Но вот прошла неделя и, предупредив родителей, Яков Петрович попросил ребят надеть награды. Утро восьмого сентября было хмурым, будто этот день отмечало даже небо. Годовщину того дня, когда многие дети утратили свое детство, узнав, что такое холод и голод…

Всю ночь от младших детей не отходила Грета, хотя им ничего и не снилось, но женщина просто волновалась. Она сидела у изголовья их кровати, невидящими глазами будто разглядывая далекие года, через полвека немного утратившие свой ужас. Ну а утром Гриша и Маша надели медаль, сразу будто сделавшись старше. Марья обняла обоих, поцеловала, отпуская в школу. Женщина знала, что именно им предстоит. Надя, тоже проведшая ночь без сна, как и младшие ее, казалась какой-то очень взрослой.

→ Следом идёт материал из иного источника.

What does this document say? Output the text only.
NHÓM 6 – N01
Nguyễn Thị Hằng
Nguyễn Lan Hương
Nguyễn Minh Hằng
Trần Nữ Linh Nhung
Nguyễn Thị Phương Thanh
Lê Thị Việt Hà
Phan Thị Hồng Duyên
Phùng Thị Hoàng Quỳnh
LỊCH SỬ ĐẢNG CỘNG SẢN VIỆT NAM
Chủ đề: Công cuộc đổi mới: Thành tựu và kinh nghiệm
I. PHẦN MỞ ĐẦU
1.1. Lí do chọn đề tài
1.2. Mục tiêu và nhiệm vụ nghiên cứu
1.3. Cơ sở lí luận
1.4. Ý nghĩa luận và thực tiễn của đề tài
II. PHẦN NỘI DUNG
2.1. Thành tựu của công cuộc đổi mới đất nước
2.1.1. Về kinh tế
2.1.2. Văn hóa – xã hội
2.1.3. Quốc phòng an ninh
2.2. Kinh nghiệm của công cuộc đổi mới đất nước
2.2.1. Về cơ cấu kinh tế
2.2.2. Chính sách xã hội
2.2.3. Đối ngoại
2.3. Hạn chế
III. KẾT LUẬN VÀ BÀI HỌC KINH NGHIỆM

— Полвека назад на нашу землю пришел враг, — прямо от дверей заговорил Яков Петрович. — Он хотел, чтобы нас не было. Очень мы ему мешали, но ничего у него не вышло. Сегодня, восьмого сентября, враг начал душить Ленинград, заблокировав его. Среди нас есть те, кто прожил это время, и мы услышим их рассказы.

По одному, по двоя выходя к доске, они рассказывали. Маша с Гришей, Лидочка, Витя, Саша, Степан, убитый на Пулковских высотах… Каждый из них рассказывал свою историю, а те, кто родился в мирное время, слушали, затая дыхание. Юные герои повествовали о том, как город жил и боролся, несмотря ни на что.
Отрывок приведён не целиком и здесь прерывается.